Мы оба знали, что ни один киллер, который совершает такое страшное деяние, как убийство с повторяющимся конкретным ритуалом, и затем забирает что‑то от жертвы, чтобы впоследствии оживить удовольствие, никогда не выбросит свои «сувениры» на помойку. Не говоря уже о том, что забудет, где их выкинул. Вспомнить хотя бы Дамера и части тел в его холодильнике. Или королевские регалии в Тауэре. Либо Линч не в курсе, где хранятся бесценные уши, либо не может сказать, где они, боясь того, кого это изобличит.
– Ты так же уверен, как я?
– Более того. Он никогда не забудет, где уши, если знает. Стингер, а тебе очень важно их найти. Они у убийцы. И я считаю, это пугает мистера Линча больше, чем смертный приговор. Но выражения на лице, разумеется, недостаточно. Тебе нужны улики.
Вот тут‑то и была загвоздка.
– Нет здесь никакого «мне». Официально я даже подойти к Линчу не имею права и не хочу тем самым ломать дело, которым занимается Коулмен, и она, между прочим, наткнулась на противодействие. Коулмен пыталась рассказать Хьюзу о своих сомнениях, но даже государственный защитник Линча втянулся в эту групповую мастурбацию на поимку убийцы «Шоссе‑66».

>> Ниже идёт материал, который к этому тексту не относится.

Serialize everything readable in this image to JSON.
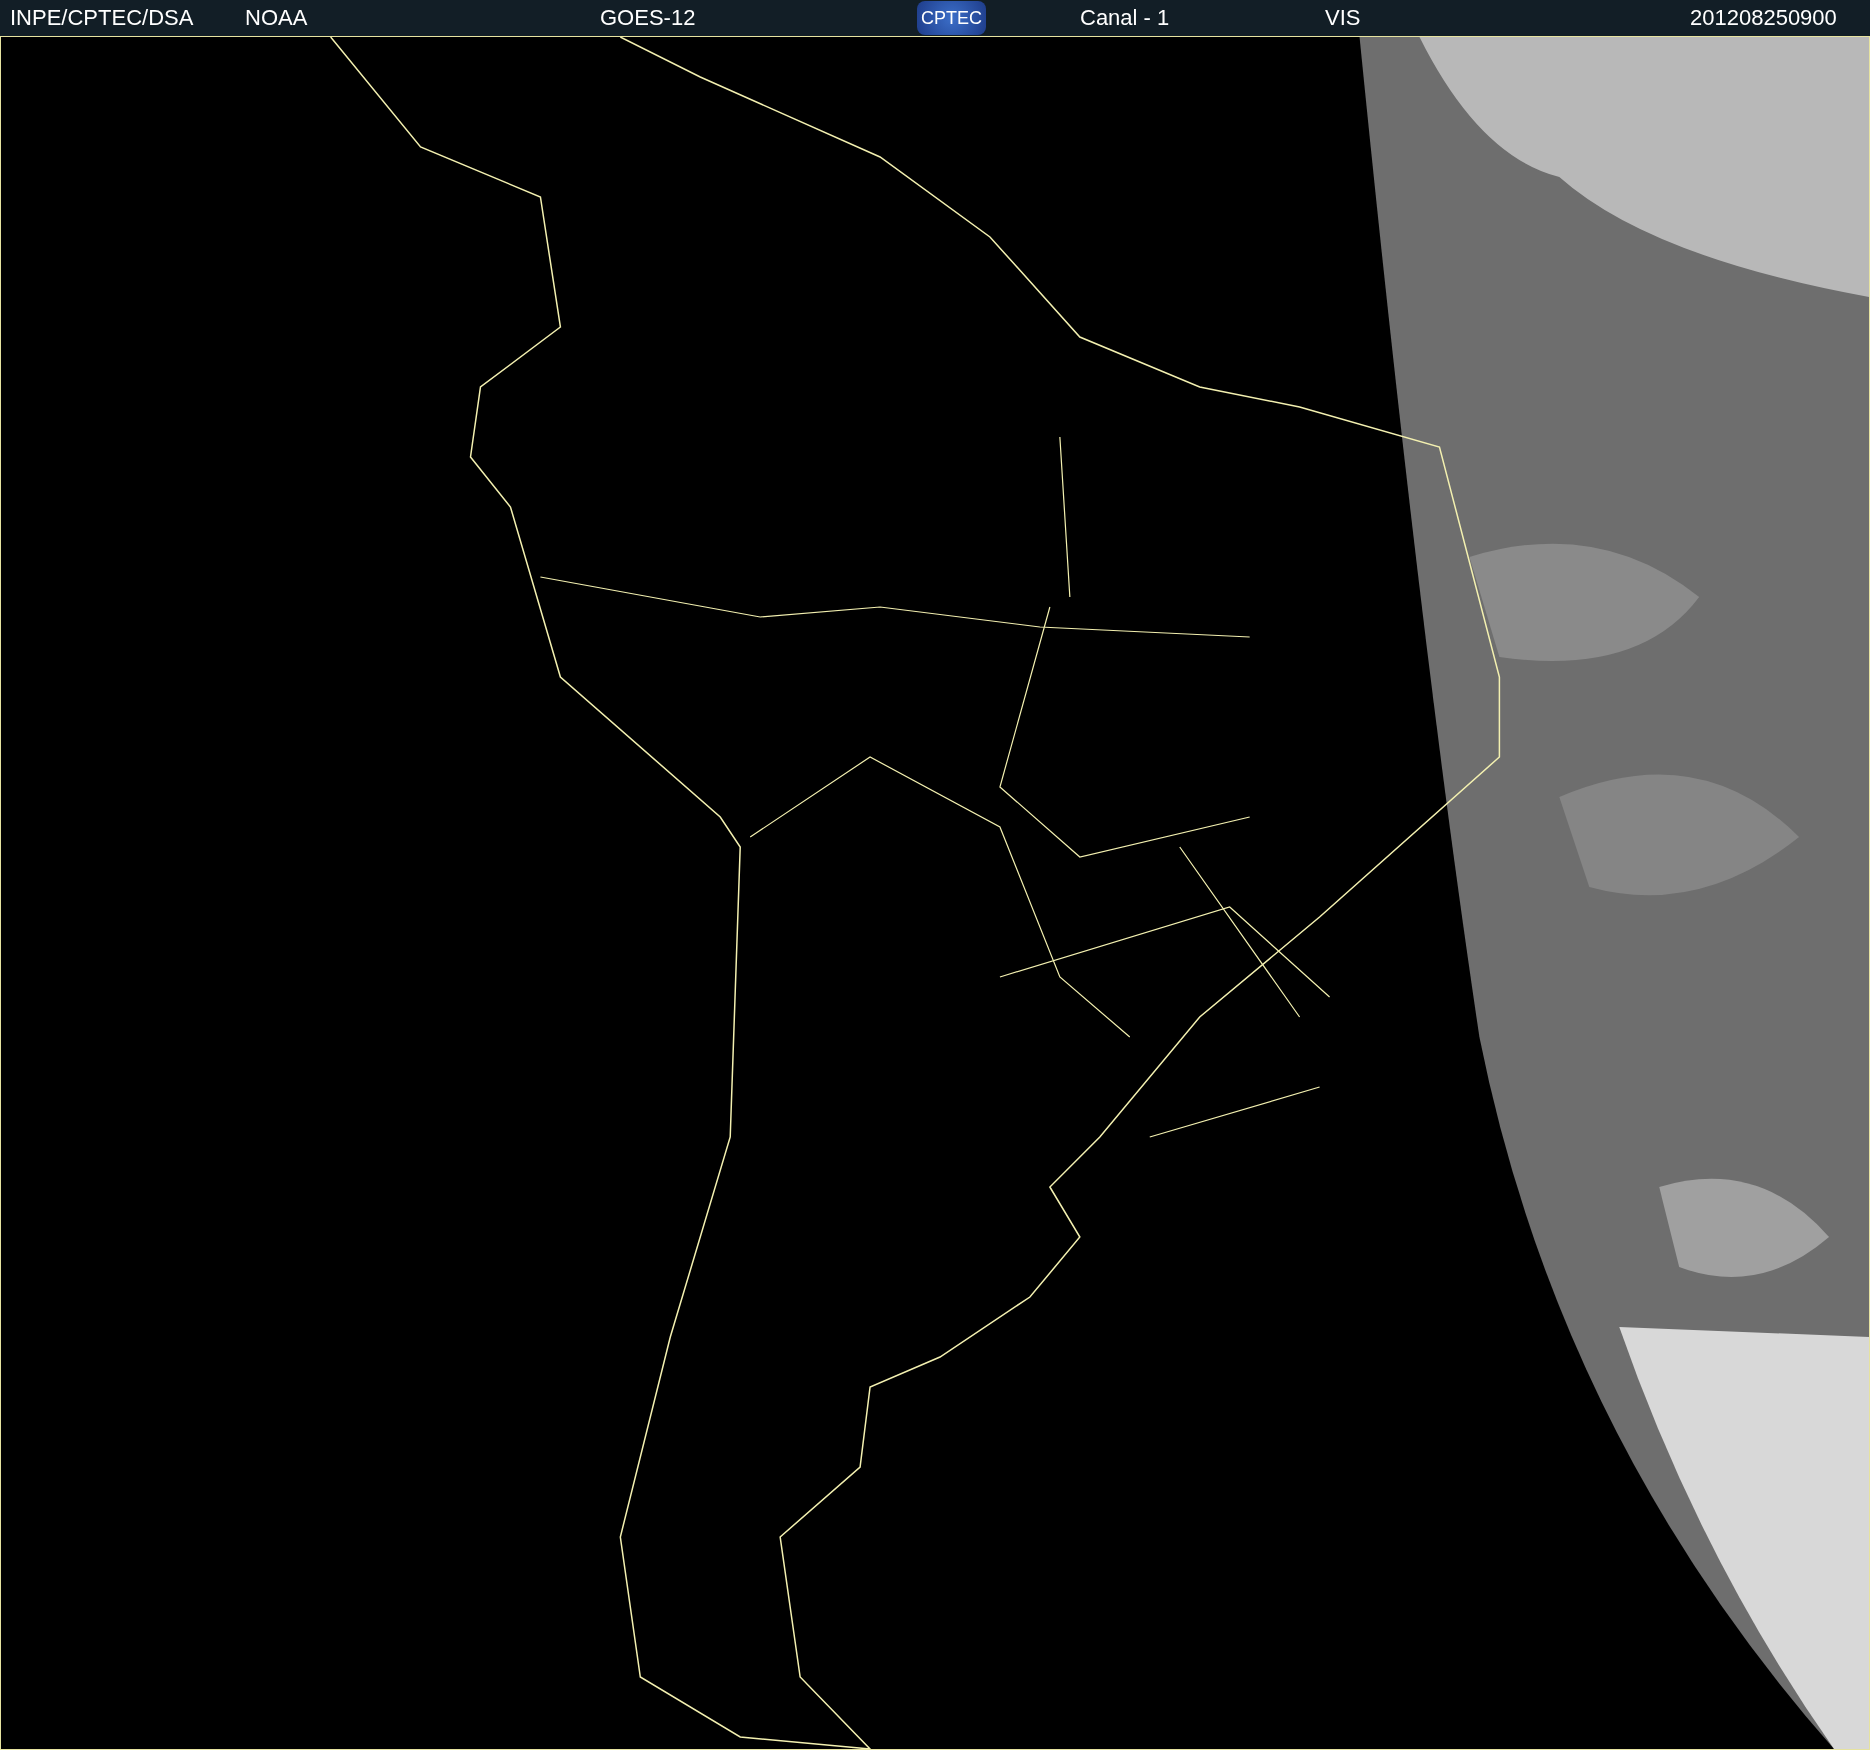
{
  "header": {
    "items": [
      {
        "kind": "text",
        "text": "INPE/CPTEC/DSA"
      },
      {
        "kind": "text",
        "text": "NOAA"
      },
      {
        "kind": "text",
        "text": "GOES-12"
      },
      {
        "kind": "logo",
        "text": "CPTEC"
      },
      {
        "kind": "text",
        "text": "Canal - 1"
      },
      {
        "kind": "text",
        "text": "VIS"
      },
      {
        "kind": "text",
        "text": "201208250900"
      }
    ]
  }
}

– Хватка Моррисона. Ему это дело позарез нужно для мемуаров, когда выйдет на пенсию. Ответ я тебе пришлю отсюда.
– Чудесно. Просто это прибавит проблем Коулмен.

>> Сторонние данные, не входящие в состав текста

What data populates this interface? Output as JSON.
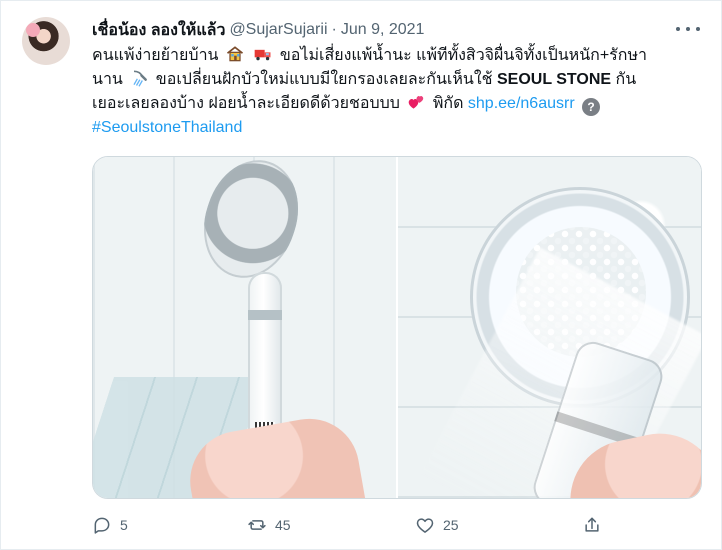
{
  "tweet": {
    "author_name": "เชื่อน้อง ลองให้แล้ว",
    "handle": "@SujarSujarii",
    "dot": "·",
    "date": "Jun 9, 2021",
    "text": {
      "line1": "คนแพ้ง่ายย้ายบ้าน",
      "line1b": "ขอไม่เสี่ยงแพ้น้ำนะ แพ้ทีทั้งสิวจิผื่นจิทั้งเป็นหนัก+รักษา",
      "line2": "นาน",
      "line2b": "ขอเปลี่ยนฝักบัวใหม่แบบมีใยกรองเลยละกันเห็นใช้",
      "brand": "SEOUL STONE",
      "line2c": "กัน",
      "line3": "เยอะเลยลองบ้าง ฝอยน้ำละเอียดดีด้วยชอบบบ",
      "line3b": "พิกัด",
      "link": "shp.ee/n6ausrr",
      "hashtag": "#SeoulstoneThailand"
    },
    "icons": {
      "more": "more-horizontal-icon",
      "reply": "reply-icon",
      "retweet": "retweet-icon",
      "like": "heart-icon",
      "share": "share-icon"
    },
    "counts": {
      "replies": "5",
      "retweets": "45",
      "likes": "25"
    }
  }
}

– Это ведь ты сказала, что у меня еще есть связи.
– Пока не стоит. Я попробую и, если понадобится помощь, дам тебе знать.
– Им надо начинать все сначала. В признании Линча появятся дыры еще большие, чем боязнь указать вам местонахождение ушей. Кто еще в списке?
– Жены и детей у него нет. Коулмен хочет, чтобы я съездила с ней проведать отца Линча, который живет на востоке города, пообщаться…
– Они до сих пор этого не сделали?
– Ага. Что ты думаешь насчет проведения сравнительной экспертизы? Сравнить тот кусок, где Флойд говорит как женщина, с записями прослушки Джессики?
– Не повредит. Я устрою это в здешней лаборатории. Также надо, чтобы они еще раз спросили мистера Флойда Линча о другом теле, обнаруженном в машине, – женщины, которую он назвал «плечевой». Когда он рассказывал о ней, то запинался и мямлил.
– «Они», «они». По сути‑то, Коулмен да я, причем мои возможности ограничены тем, что я не у дел.
– Ты слышала о «NamUs»? – спросил он.
– Немного. Идентификационная база данных. Ее разрабатывали примерно в то время, когда я уходила.
– К сайту с базой имеют доступ гражданские, любой может добавлять в нее информацию – без авторизации.
Я сделала пометку в блокноте: выяснить, что известно о проститутке, и сверить с данными на сайте.
– Помнишь открытки? – спросила я.
Вайс дернул головой и махнул рукой: мол, само собой.
– Зак продолжает их получать. Он показал мне еще с полдюжины новых, пришедших с тех пор, как он перестал пересылать их нам. Сказал, они несут ему утешение, позволяя воображать, будто их шлет Джессика.
– Нет. – На долю секунды глаза Зигмунда сузились, и по его лицу прокатилась редкая для него гримаса отвращения, но настолько неуловимая, что я, наверное, единственная в мире, кто смог бы распознать ее.